Brief regering : Toekomst Kleinschalige Voorzieningen Justitiële Jeugd
24 587 Justitiële Inrichtingen
Nr. 1055
BRIEF VAN DE STAATSSECRETARIS VAN JUSTITIE EN VEILIGHEID
Aan de Voorzitter van de Tweede Kamer der Staten-Generaal
Den Haag, 30 juni 2025
Met het programma Vrijheidsbeneming op Maat (VOM) heeft de Dienst Justitiële Inrichtingen
(DJI) tussen 2019 en 2024 gewerkt aan een nieuw stelsel voor vrijheidsbeneming van
jongeren. Hiermee is ingezet op het bieden van meer maatwerk in behandeling, beveiliging
en nazorg. Als onderdeel van dit programma zijn er vijf kleinschalige voorzieningen
justitiële jeugd (KVJJ’s) geopend.1 Deze voorzieningen bieden de mogelijkheid jongeren in de buurt van de eigen leefomgeving
te plaatsen, zodat zorg, onderwijs en (andere) zinvolle dagbesteding kunnen worden
gecontinueerd. In deze brief informeer ik uw Kamer over mijn besluit om de modaliteit
KVJJ te bestendigen, de overwegingen die daaraan ten grondslag liggen en het vervolg.
Wat hieraan vooraf ging
In september 2023 heeft de toenmalig Minister voor Rechtsbescherming in reactie op
het Eindrapport Monitor KVJJ’s2 aangegeven dat hij opnieuw wil beoordelen of de KVJJ’s geschikte voorzieningen zijn
in het justitiële jeugdlandschap aan de hand van 1) een onderzoek naar de effectiviteit
van de KVJJ en 2) een bezettingsnorm. In april 2024 is aan de Kamer gecommuniceerd
dat de resultaten van het eerdergenoemde programma VOM waar nodig juridisch worden
geborgd in een wetsvoorstel ter wijziging van de Beginselenwet justitiële jeugdinrichtingen.3 Het wetsvoorstel Wet herziening vrijheidsbeneming jeugd is daarvan het resultaat, met als belangrijk onderdeel de codificatie van de KVJJ’s.

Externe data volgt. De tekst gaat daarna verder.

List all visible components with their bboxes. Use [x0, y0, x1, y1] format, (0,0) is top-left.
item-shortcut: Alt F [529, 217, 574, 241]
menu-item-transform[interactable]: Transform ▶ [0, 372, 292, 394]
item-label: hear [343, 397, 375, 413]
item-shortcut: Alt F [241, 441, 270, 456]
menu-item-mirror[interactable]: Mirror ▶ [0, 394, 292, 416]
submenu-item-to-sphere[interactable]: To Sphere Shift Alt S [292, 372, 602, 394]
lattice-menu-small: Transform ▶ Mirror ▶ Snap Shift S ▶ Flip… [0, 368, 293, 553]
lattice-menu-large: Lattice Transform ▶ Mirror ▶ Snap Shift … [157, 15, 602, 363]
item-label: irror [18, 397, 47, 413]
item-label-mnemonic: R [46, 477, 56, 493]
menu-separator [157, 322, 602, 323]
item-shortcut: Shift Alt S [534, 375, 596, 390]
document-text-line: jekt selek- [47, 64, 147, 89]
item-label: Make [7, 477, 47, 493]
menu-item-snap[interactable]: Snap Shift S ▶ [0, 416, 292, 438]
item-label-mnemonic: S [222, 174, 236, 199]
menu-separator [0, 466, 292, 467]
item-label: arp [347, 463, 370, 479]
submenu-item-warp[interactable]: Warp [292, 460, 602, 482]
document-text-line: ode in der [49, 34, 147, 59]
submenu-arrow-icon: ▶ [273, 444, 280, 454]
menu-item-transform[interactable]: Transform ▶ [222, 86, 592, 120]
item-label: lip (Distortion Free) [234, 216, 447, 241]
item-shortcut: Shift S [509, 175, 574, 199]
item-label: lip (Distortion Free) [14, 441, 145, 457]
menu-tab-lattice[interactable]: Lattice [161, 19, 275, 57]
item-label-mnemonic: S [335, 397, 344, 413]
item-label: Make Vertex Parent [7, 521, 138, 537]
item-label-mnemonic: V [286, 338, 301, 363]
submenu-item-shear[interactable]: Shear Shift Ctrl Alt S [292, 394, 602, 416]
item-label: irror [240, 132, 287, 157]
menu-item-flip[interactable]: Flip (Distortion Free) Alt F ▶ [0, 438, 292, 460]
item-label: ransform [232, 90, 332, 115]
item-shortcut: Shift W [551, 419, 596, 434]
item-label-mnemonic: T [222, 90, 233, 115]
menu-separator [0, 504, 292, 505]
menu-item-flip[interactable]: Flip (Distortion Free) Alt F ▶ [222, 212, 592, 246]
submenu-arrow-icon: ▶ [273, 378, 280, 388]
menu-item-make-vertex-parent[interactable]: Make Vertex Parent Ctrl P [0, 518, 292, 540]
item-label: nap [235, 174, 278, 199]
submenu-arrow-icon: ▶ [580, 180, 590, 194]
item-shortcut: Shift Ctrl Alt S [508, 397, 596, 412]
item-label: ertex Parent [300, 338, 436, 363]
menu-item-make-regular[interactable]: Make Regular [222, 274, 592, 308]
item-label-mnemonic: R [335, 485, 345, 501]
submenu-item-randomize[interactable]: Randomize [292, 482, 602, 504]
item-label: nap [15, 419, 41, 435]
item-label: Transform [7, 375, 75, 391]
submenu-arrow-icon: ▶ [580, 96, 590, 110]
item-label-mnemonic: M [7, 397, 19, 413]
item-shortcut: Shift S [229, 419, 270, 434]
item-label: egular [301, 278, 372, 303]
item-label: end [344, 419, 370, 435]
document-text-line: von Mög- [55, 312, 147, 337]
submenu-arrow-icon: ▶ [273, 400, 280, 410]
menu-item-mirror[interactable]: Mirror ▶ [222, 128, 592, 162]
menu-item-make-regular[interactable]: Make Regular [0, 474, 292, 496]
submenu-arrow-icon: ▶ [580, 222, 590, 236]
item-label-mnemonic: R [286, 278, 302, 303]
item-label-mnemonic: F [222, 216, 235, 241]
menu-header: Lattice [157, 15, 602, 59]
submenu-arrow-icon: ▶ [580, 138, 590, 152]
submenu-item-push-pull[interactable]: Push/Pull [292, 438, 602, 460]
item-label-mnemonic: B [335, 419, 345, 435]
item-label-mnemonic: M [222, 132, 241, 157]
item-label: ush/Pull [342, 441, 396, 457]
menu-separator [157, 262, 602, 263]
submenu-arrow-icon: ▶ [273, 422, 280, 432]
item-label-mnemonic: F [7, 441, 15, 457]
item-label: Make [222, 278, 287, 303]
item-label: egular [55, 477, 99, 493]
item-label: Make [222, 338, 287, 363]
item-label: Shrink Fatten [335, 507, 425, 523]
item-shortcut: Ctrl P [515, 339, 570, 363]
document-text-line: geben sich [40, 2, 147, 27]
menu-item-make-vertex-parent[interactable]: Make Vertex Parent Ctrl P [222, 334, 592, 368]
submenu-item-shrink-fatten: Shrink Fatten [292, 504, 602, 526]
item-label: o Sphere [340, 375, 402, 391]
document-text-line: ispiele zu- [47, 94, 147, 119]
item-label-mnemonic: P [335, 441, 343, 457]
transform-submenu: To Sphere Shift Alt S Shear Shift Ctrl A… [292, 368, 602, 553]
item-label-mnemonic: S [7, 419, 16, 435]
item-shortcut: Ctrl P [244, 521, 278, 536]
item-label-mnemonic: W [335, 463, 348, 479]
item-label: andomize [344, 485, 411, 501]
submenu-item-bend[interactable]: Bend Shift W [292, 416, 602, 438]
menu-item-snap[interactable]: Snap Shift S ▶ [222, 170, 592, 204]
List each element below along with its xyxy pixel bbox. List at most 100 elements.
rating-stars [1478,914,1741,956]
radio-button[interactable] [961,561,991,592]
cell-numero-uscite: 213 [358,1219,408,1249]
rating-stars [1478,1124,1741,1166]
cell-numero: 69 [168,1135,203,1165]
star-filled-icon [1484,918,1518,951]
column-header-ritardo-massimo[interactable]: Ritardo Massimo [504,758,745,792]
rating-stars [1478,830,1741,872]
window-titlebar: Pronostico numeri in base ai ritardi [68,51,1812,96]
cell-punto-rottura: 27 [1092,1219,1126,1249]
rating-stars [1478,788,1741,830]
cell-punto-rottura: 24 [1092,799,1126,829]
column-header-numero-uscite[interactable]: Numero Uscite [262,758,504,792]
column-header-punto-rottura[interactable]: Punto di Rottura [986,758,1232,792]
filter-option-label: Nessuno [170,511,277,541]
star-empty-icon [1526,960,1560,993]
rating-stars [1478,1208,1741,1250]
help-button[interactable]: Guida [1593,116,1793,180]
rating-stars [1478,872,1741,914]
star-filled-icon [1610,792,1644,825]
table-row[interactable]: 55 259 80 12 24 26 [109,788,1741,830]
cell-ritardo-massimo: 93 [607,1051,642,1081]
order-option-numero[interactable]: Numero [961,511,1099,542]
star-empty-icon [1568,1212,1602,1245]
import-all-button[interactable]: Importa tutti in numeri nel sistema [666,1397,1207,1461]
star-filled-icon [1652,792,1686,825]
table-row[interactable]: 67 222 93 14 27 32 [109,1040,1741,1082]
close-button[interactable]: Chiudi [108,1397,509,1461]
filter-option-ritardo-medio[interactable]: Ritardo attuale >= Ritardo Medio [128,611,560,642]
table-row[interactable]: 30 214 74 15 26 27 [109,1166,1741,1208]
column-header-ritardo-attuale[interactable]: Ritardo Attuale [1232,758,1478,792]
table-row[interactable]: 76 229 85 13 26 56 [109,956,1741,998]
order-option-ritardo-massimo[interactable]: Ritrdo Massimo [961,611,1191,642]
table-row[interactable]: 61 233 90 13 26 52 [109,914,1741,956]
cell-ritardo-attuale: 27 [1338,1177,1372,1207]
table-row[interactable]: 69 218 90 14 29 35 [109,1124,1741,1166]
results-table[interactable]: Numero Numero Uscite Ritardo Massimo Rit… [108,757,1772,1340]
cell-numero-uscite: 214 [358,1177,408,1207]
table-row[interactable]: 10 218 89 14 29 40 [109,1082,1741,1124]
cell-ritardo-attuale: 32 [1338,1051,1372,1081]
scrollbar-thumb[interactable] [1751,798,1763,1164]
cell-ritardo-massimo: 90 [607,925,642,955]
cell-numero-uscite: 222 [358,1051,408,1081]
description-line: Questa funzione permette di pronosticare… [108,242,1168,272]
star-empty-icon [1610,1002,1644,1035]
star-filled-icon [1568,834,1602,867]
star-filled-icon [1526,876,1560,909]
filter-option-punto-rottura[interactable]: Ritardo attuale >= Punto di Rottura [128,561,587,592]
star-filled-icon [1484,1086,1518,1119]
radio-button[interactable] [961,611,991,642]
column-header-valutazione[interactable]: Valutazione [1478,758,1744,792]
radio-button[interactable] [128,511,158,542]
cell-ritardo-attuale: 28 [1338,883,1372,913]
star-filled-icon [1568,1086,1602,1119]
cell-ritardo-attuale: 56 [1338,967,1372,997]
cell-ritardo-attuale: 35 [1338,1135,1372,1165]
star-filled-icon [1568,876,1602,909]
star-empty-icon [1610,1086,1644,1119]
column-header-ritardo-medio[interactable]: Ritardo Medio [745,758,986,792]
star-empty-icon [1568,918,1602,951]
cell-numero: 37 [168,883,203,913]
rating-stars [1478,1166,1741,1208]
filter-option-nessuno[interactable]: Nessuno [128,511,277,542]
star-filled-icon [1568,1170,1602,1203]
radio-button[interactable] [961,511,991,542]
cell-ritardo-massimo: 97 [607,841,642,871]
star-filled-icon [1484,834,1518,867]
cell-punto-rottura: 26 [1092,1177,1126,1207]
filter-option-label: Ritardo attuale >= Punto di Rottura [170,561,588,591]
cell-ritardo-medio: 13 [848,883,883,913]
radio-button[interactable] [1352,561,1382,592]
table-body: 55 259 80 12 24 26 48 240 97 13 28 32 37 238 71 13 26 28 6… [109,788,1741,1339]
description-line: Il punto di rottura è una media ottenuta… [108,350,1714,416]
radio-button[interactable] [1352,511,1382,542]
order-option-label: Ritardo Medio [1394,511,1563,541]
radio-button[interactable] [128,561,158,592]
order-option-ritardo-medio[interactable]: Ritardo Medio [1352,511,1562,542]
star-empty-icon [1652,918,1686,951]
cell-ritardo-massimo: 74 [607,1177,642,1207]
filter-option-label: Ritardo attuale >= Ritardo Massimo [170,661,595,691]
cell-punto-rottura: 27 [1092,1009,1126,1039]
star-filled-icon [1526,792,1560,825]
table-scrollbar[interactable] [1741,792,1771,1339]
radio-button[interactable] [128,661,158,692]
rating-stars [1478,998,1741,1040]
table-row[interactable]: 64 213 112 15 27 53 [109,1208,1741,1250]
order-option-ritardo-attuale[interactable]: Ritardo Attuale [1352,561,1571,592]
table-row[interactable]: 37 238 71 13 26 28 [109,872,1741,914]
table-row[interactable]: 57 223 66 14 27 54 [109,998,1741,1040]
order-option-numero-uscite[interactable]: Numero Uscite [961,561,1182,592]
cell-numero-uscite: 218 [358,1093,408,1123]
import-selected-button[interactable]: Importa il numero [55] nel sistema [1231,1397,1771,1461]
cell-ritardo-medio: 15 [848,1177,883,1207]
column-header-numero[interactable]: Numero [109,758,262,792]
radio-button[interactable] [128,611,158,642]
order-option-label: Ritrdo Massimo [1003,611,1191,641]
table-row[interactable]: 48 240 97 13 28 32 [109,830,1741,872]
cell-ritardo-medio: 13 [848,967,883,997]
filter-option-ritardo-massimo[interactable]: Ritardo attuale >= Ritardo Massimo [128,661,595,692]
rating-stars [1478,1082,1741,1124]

Dit wetvoorstel wordt na de zomer in consultatie gegeven. Op 20 mei 2025 liet de toenmalig
Staatssecretaris van Justitie en Veiligheid, uw Kamer weten dat het WODC-onderzoek
naar de effectiviteit van de KVJJ’s, als gevolg van de complexiteit van de onderzoeksopzet,
pas deze zomer van start gaat. De resultaten verwacht ik eind 2026 met uw Kamer te
kunnen delen.
Behoefte aan duidelijkheid voor de uitvoering
Deze zomer moet een openbare aanbestedingsprocedure worden uitgeschreven voor de exploitatie
van de KVJJ’s vanaf 2027. Het is gebruikelijk dit voor meerdere jaren te doen omdat
de uitvoering gebaat is bij zekerheid en continuïteit. Zonder helder perspectief kan
er bij de KVJJ-aanbieders terughoudendheid zijn om verplichtingen aan te gaan (zoals
vergunningen, huurcontracten en huisvestinginvesteringen). Tegelijkertijd ben ik mij
ervan bewust dat het logischer zou zijn als de besluitvorming over de toekomst van
de KVJJ als modaliteit zou volgen op de resultaten van het effectonderzoek en het
wetsvoorstel volgde op de besluitvorming. De behoefte aan duidelijkheid voor de uitvoering
in combinatie met de capacitaire druk en de verwachte resultaten van het effectonderzoek
zijn van grote invloed geweest op mijn keuze om toch nu al een besluit in twee delen
te nemen. Het eerste deel bestaat uit het principiële besluit om de KVJJ als modaliteit
te bestendigen in wetgeving. Het tweede deel betreft de operationele invulling van
die modaliteit (regio’s en capaciteit). Daarover neem ik een voorlopig besluit op
basis van een kosten- en batenafweging. Hierna licht ik mijn overwegingen toe.
Effectonderzoek
Het onderzoek naar de effectiviteit van de KVJJ’s zal gericht zijn op de doeltreffendheid
van het verblijf in de KVJJ’s ten aanzien van het laten afnemen van risicofactoren,
het in stand houden van of doen toenemen van de beschermende factoren en het voorkomen
van detentieschade. Vanwege de korte gemiddelde verblijfsduur (gemiddeld 30 dagen)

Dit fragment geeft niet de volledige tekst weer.